Catholic support has slipped since the election, small wonder, but this seems to suggest that only a marginal increase in support is recoverable. Presumably, Bush is not running for office again, and this doesn’t seem like the kind of base that will be unthinkingly loyal to the next Republican presidential candidate. At the same time Bush’s play of the “Catholic Card” runs the risk of again agitating the radical Christian clerics, plus the xenophobic supporters of that other Catholic, Pat Buchanan.

Does Bush expect conservative Catholic support in the mid-term elections to make a critical difference? Those in DU who are familiar with each race will have to answer that in detail, but statistically it seems improbable. Why would he risk so much for such marginal gain?

What I’m suggesting is that Bush is looking for support for his candidates in other elections, in Europe: German voters, Spanish voters, Italian voters. Standing next to the church in Venezuela wouldn't hurt either. In other words, it’s not about Boston Catholics, it’s about Bavarian Catholics.

Bush met with CDU Chair Angela Merkel in Mainz in February; his plan for a more public viewing of the Gutenberg Bible and tour of the Catholic Dom of St. Martin were derailed when public outrage threatened to spoil the illusion of a harmonious visit.

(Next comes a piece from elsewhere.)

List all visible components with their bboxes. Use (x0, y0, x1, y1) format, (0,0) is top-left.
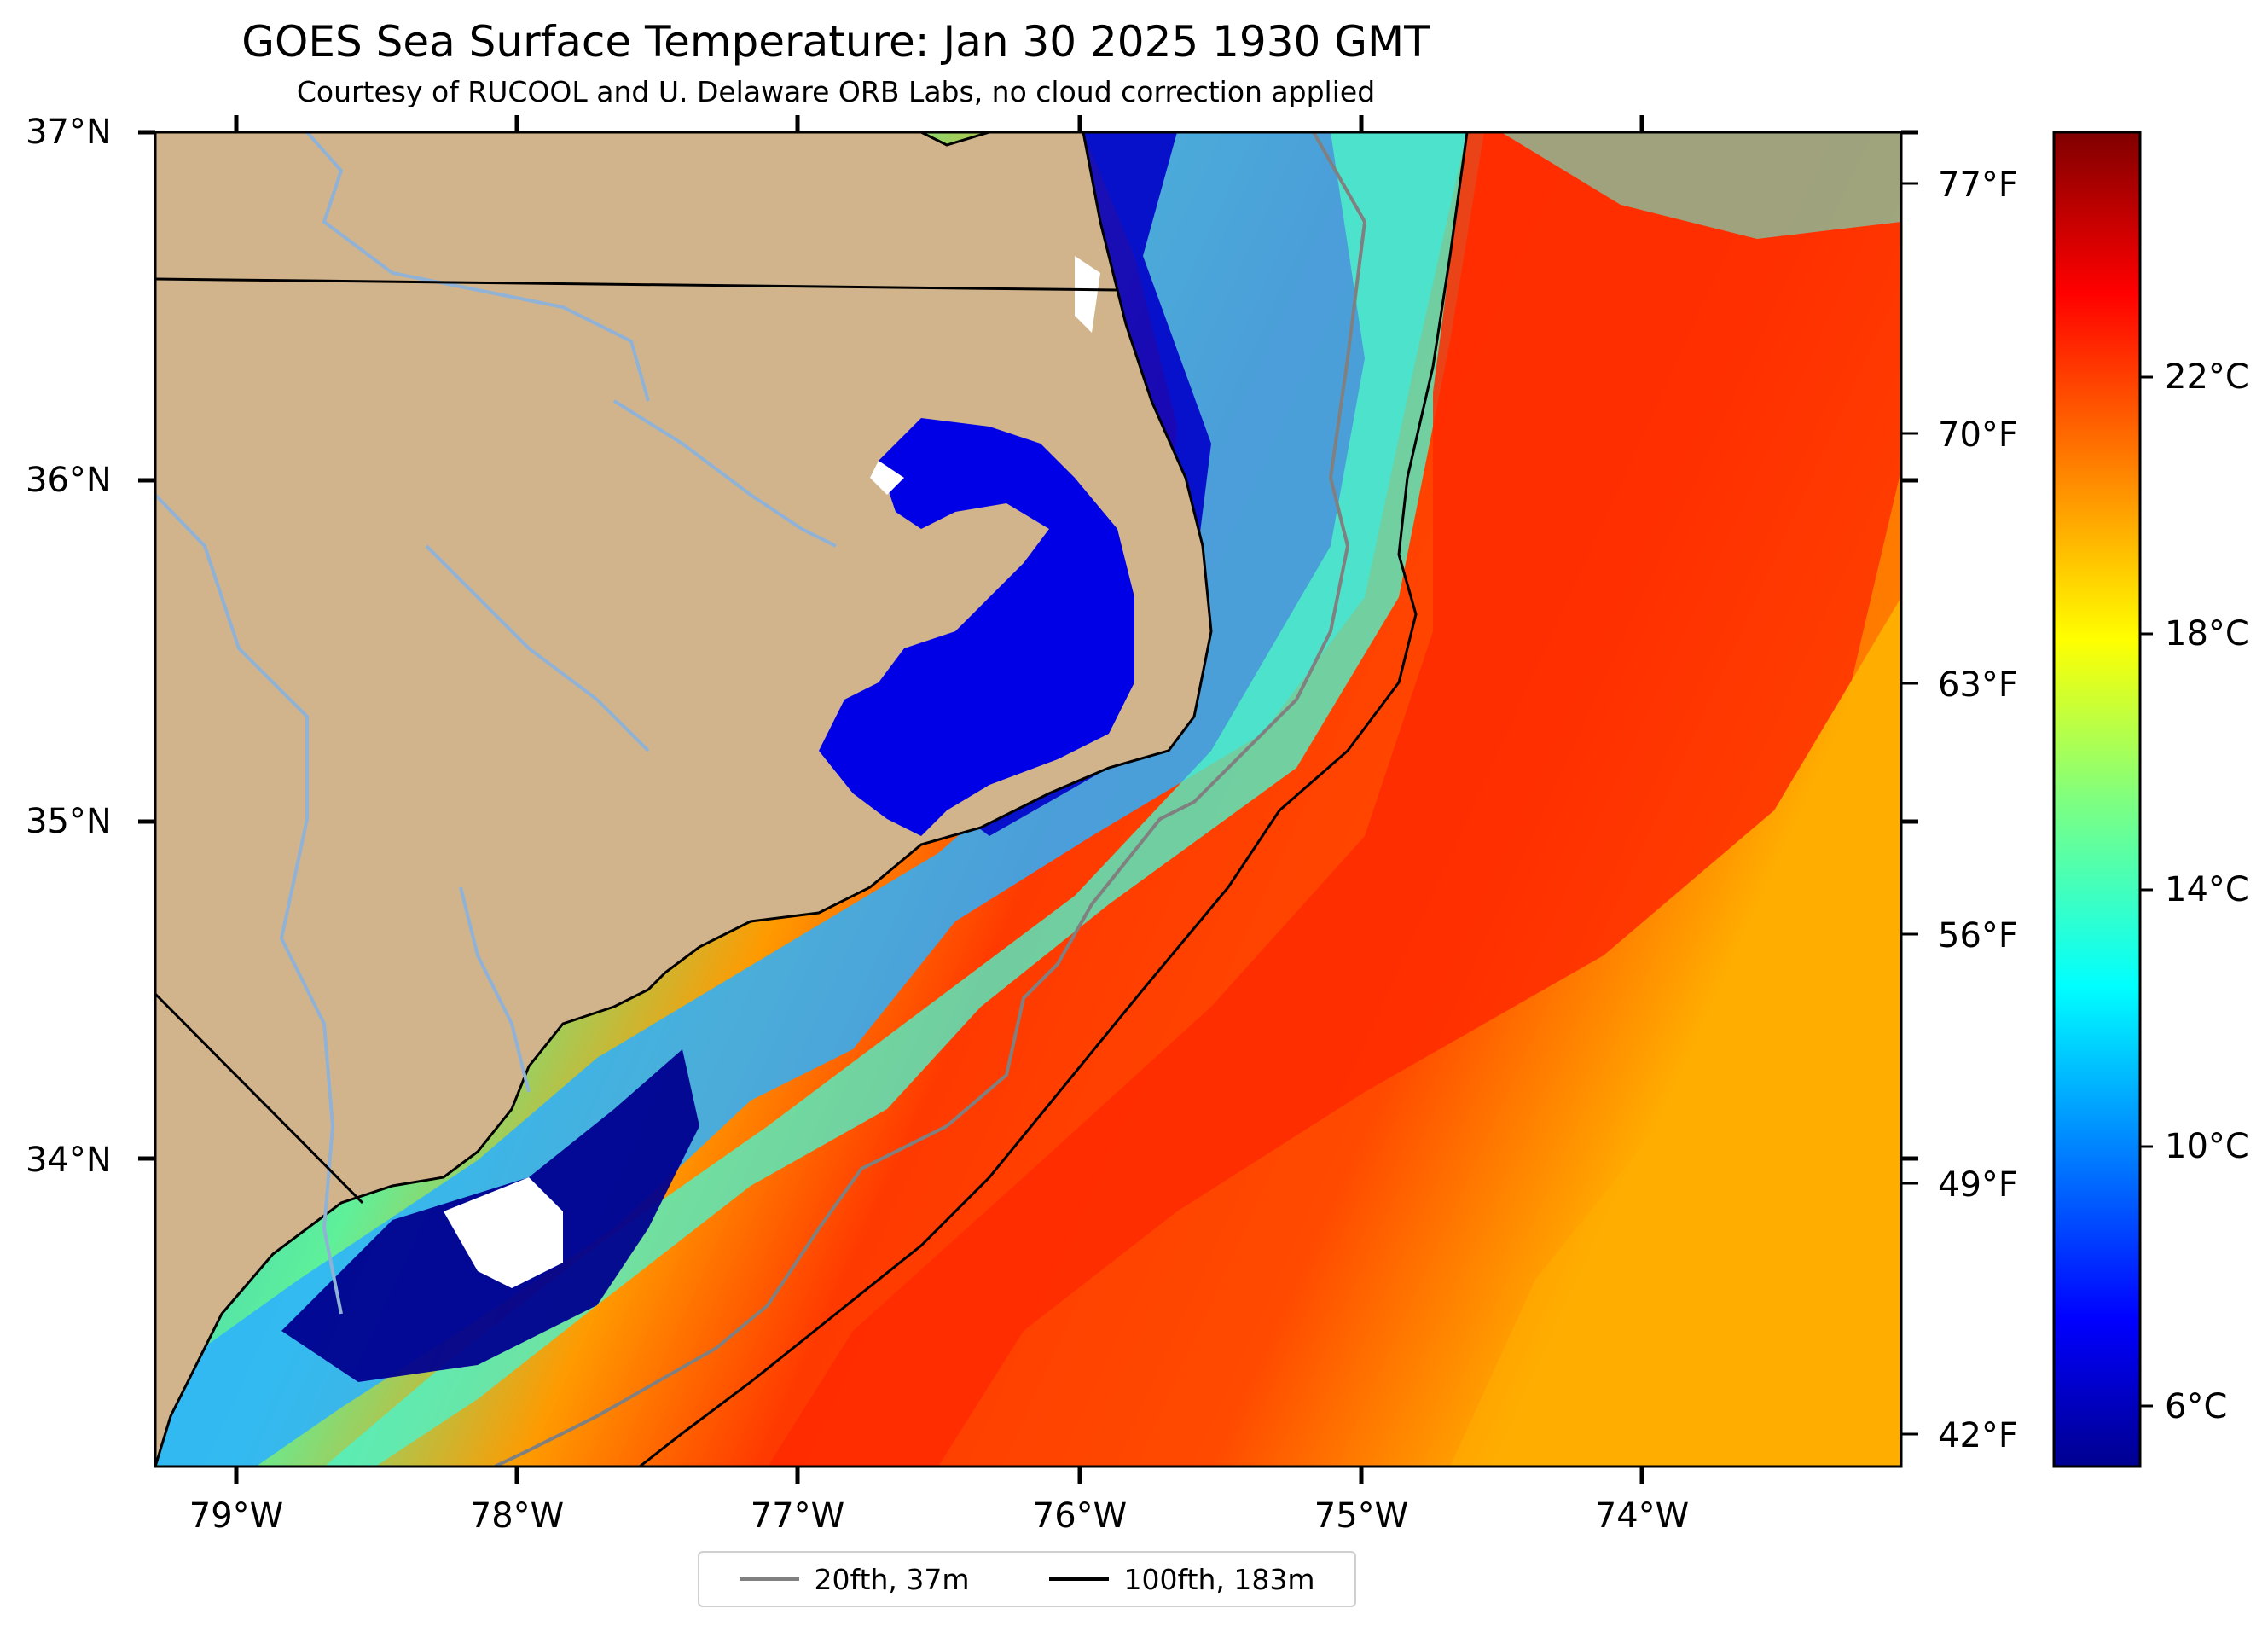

Gov. Arnold Schwarzenegger met with CSU’s Bavarian Prime Minister Edmund Stoiber in March in California. Clearly the Bush administration would like nothing better that an alliance with a friendly government in Berlin that would not stand in the way of its agenda.

Bush is still despised by Europeans, but if he can identify himself with a mainstream church he can remove some of the stigma, perhaps just enough to give the closely allied conservative CDU/CSU coalition the margin they need for next year’s federal elections in Germany. It also prepares a longer term Republican/CDU/CSU coalition, in the heart of the EU, and sets up a socially conservative government with an agenda quite familiar to those with a memory of the Reagan years: higher deficits, concentrated media, lowered taxes for the wealthy, reduced regulation of business, reduction of social benefits, and in general, even more compliant to the wishes and goals of the American neocons and their corporate friends. We all know where that story goes.

This is hardly the first time religion has been used for the manipulation of a political outcome in Europe, and Europeans are hardly naïve about such things. Ironically, it was Pope John Paul II who pushed the Polish communists past the tipping point in their downfall. But never before has an American President risked being called a “Papist”, or so cynically used religion to further his aims in foreign elections.